Synodale aus 14 Kirchengemeinden stimmten über Satzungen und Wirtschaftsplan ab. Foto: EVKS / Stein

Auf ihrer ordentlichen Jahrestagung haben die Synodalen des Evangelischen Kirchenkreises Saar-Ost am Samstag in Eppelborn wichtige Weichen für die Zukunft gestellt: Verbandsgründung für Kindertageseinrichtungen, reflektierte Zusammenarbeit der Gemeinden sowie übergemeindliche Jugendarbeit. Zu Gast war auch Präses Manfred Rekowski. Er zeigte seine Anerkennung für die Arbeit der Synodalen, stellte sich aber auch kritischen Fragen zur Arbeit der Landeskirche.

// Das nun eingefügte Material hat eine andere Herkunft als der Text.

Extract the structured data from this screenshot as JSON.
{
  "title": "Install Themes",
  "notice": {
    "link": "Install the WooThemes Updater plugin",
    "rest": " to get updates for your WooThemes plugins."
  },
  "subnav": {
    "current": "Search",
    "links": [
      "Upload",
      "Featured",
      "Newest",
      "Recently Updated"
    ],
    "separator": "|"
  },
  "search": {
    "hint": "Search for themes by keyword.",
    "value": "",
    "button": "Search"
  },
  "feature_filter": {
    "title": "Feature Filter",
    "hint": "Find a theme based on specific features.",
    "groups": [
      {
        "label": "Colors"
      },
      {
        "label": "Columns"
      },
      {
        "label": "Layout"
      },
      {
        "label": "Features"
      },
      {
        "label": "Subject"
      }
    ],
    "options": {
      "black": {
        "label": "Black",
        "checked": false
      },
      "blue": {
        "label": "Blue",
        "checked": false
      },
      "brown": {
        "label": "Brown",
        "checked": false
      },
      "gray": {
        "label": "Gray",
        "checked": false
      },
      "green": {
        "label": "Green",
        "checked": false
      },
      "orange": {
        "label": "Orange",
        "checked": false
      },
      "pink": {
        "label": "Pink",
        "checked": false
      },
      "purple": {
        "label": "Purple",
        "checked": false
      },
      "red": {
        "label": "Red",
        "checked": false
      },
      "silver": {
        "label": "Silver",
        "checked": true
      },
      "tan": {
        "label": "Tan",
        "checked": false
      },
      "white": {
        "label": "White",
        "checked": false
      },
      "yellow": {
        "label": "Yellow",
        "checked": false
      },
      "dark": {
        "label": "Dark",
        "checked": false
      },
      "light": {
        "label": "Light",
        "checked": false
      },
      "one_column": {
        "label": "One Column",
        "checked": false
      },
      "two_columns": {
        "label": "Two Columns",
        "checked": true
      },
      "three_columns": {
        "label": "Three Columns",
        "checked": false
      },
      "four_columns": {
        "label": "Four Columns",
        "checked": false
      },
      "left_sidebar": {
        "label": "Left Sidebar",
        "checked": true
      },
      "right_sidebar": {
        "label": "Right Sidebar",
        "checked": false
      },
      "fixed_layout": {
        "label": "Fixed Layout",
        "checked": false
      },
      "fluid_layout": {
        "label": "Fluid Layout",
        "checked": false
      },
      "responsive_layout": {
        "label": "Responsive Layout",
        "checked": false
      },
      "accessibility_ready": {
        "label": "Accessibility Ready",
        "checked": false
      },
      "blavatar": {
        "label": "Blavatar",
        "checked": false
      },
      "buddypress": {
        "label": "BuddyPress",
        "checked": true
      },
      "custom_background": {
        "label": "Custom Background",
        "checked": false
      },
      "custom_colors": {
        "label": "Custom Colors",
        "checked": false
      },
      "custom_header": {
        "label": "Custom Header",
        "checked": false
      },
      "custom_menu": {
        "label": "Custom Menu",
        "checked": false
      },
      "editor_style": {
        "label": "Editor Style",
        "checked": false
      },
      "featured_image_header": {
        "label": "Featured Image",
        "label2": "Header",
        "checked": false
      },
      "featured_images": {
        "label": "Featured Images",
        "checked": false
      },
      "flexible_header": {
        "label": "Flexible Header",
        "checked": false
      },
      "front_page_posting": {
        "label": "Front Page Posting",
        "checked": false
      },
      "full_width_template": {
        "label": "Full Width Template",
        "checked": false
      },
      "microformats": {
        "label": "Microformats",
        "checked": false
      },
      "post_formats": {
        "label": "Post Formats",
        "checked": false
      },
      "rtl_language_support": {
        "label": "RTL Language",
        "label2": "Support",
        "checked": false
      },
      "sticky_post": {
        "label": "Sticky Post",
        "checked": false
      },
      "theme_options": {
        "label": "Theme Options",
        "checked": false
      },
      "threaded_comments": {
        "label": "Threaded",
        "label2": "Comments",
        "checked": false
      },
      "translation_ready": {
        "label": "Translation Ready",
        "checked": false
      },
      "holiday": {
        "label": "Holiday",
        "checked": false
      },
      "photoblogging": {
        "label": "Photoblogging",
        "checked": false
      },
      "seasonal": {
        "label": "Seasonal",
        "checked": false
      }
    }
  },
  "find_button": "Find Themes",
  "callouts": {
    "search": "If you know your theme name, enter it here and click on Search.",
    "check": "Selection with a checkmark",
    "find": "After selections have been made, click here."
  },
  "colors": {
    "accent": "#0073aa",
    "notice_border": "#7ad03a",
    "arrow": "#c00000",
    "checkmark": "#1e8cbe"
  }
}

Die Kreissynode stimmte im Frühjahr bereits dafür, dass die Arbeit mit Kindern in Kindertageseinrichtungen eine gesamtkirchliche Aufgabe beider Kirchenkreise ist. Jetzt beschlossen die 75 Abgeordneten aus den 14 Kirchengemeinden die vorgelegte Satzung für die Gründung eines Verbandes Evangelischer Kindertageseinrichtung im Saarland (VeKiS).

„Damit rückt die Übernahme der Trägerschaft der Kindertageseinrichtungen durch den Kirchenkreisverband näher“, sagte Superintendent Markus Karsch. Stimmen die Kreissynodalen des Kirchenkreises Saar-West ebenfalls zu, ist geplant, den Verband zum 1. Januar 2021 umzusetzen. Aktuell hat der VeKiS 400 Mitarbeitende und betreut knapp 2.000 Kinder in 31 Kitas, davon 15 in Saar-Ost.

Ausufernde Verwaltung und hohe Arbeitsbelastung der Pfarrerinnen und Pfarrer, aber auch die weitere Reduzierung von Pfarrstellen in den nächsten Jahren, fordern die Gemeinden heraus. Superintendent Karsch betonte in seinem Bericht, dass mehr Zusammenarbeit notwendig sei. Dabei will er aber nicht nach Schema vorgehen. „Wir müssen das mit den Menschen vor Ort besprechen. Wir können und wollen aus der Vergangenheit lernen, beispielsweise, dass Fusionen von Kirchengemeinden nicht Mittel der Wahl sind.“

Und so gibt er auch bekannt, dass der Kreissynodalvorstand beschlossen hat, eine Fusion der Kirchenkreise Saar-Ost und Saar-West erst zu einem späteren Zeitpunkt anzustreben. Für Karsch müsse erst „Zeit für das Wesentliche“ sein, was für ihn heißt, „das Wesen der Kirchengemeinden und der Orte ernst zu nehmen. Sie sollten nur so viel wie nötig – und gewünscht – kooperieren, dabei so viel Eigenständigkeit – und gerne auch Eigenartigkeit – wie möglich behalten.“ So könnten Kirchengemeinden durch Kooperationen Aufgabengebiete reduzieren und Schwerpunkte setzen und dadurch „Zeit für das Wesentliche“ gewinnen, betonte Karsch.